Signed checks, cleaned up, and said nothing? What about all the comments and remarks she had been forced to put up with in every single conversation in the last year? What about all the pancake breakfasts and Packer parties her mom had invited Matt to, without consulting her, that she’d had to smile her way through? How was that space?

“What are you telling me I’m supposed to do, then—go home and wait around to see if you come back? Is that what Dad’s doing? That’s what your space is for, so you can decide if you’re ever coming home without having your big decision fucked with by your children?”

Her mom sighed. “I knew you’d be like this.”

Allie’s anger at that made it actually impossible to speak for a minute. And something more than anger, because what was she supposed to be, exactly, for this woman? What was she supposed to do to fix this situation when whatever she did was wrong? When she did what she was supposed to, she got fear and lies, silence and lack of consideration, a role she didn’t want to play anymore.

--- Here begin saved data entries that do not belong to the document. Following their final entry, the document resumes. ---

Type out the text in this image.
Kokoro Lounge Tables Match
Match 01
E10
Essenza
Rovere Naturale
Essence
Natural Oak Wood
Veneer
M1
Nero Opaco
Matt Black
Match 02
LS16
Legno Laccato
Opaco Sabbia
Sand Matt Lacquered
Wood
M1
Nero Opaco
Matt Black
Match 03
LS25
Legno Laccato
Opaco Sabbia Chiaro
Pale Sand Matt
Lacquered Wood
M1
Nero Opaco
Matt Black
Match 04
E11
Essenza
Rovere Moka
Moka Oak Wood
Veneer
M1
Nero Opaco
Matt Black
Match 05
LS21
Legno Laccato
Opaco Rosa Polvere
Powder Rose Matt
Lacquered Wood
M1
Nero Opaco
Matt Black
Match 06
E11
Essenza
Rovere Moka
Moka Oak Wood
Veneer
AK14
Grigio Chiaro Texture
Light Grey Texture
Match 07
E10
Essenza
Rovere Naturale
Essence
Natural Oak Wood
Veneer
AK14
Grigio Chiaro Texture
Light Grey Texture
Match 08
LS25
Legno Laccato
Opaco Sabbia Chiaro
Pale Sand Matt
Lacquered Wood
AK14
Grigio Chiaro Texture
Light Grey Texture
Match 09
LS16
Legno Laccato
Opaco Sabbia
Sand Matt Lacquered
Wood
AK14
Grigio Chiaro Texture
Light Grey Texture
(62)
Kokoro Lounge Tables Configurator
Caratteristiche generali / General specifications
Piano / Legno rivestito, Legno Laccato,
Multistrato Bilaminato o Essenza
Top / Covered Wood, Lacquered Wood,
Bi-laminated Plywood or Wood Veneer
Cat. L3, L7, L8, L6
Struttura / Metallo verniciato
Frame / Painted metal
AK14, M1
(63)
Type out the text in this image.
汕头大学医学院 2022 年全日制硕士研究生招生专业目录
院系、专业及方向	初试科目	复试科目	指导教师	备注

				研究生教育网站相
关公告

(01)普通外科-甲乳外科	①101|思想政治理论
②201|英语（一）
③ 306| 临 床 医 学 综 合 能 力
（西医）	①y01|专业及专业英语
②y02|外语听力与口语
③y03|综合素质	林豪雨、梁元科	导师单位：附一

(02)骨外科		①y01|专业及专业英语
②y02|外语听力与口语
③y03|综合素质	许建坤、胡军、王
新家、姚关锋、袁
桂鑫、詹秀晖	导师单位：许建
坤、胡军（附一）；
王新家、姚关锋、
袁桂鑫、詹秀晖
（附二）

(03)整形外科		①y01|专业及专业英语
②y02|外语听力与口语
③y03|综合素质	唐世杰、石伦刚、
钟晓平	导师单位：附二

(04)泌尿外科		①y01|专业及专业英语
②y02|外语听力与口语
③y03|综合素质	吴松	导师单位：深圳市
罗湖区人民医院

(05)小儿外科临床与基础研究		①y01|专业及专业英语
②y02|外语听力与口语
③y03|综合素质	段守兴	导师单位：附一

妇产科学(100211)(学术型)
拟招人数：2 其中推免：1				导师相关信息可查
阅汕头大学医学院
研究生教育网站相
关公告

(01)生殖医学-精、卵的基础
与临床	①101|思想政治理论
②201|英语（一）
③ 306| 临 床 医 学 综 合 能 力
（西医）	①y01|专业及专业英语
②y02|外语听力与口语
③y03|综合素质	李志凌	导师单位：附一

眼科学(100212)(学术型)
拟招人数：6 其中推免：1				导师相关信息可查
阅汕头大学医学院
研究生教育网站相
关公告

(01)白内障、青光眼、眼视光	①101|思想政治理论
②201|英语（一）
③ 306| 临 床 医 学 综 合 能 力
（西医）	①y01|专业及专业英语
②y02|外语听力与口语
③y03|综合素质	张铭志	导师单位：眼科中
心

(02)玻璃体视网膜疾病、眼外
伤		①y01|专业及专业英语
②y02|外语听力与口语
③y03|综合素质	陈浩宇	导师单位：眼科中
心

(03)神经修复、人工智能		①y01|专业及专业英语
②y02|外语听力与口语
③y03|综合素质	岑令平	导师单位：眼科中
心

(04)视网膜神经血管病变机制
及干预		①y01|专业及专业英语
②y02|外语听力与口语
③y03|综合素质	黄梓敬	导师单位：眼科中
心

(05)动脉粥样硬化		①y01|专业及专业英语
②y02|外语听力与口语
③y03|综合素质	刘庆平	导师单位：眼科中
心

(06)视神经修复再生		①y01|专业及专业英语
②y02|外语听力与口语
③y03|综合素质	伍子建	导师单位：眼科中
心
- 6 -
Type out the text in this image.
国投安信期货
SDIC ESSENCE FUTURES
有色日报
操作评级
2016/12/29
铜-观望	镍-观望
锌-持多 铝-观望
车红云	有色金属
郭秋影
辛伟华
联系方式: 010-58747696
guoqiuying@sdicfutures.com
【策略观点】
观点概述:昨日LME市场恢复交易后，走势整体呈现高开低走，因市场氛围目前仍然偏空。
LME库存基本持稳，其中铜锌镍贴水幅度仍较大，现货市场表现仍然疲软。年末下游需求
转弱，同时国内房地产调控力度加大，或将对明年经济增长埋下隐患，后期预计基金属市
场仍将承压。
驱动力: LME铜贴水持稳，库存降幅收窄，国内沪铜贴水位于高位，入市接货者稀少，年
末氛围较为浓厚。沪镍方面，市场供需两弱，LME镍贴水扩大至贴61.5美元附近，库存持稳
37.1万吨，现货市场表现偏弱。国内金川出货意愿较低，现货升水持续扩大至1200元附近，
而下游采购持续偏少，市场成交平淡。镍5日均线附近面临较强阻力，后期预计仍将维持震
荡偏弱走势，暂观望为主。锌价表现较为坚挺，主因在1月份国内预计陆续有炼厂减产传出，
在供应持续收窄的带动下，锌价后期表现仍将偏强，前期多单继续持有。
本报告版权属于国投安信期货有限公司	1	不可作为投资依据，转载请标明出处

So she’d done something different, flown to New York, badgered her mom, and now was being told that she was doing exactly what she always did.

Impulsive, flighty, outrageous, unpredictable, untrustworthy, unwanted. It was her job to be all of that, or to try really hard not to be all of that while everyone knew that deep down, beneath her trying, was her true nature. Known to the whole family. Predictable.

There was nothing she could do that would be right. Actually nothing.

“You have no idea,” she told her mother. “You have no real idea how I feel, or what I’ve been doing, or who I am. You don’t want to know. You never did.”

Her mom was silent, and Allie held the phone in her lap, but she couldn’t bring herself to hang it up.

She didn’t want to hang up. She wanted her mother. Winston was absolutely right—it wasn’t so much that she wanted to rescue her family from bad decisions as secrets so much as that she wanted her family to be her family, hers, for her, and to know in her heart that they were hers, and always would be.

She brought the phone back to her ear.

She could hear her mother breathing.

It didn’t sound like regular breathing. It was upset breathing. Her mom was upset, too. But hadn’t hung up, either.

Her mom had talked to May. Had given her information, whatever information she’d been willing to share, to Dad.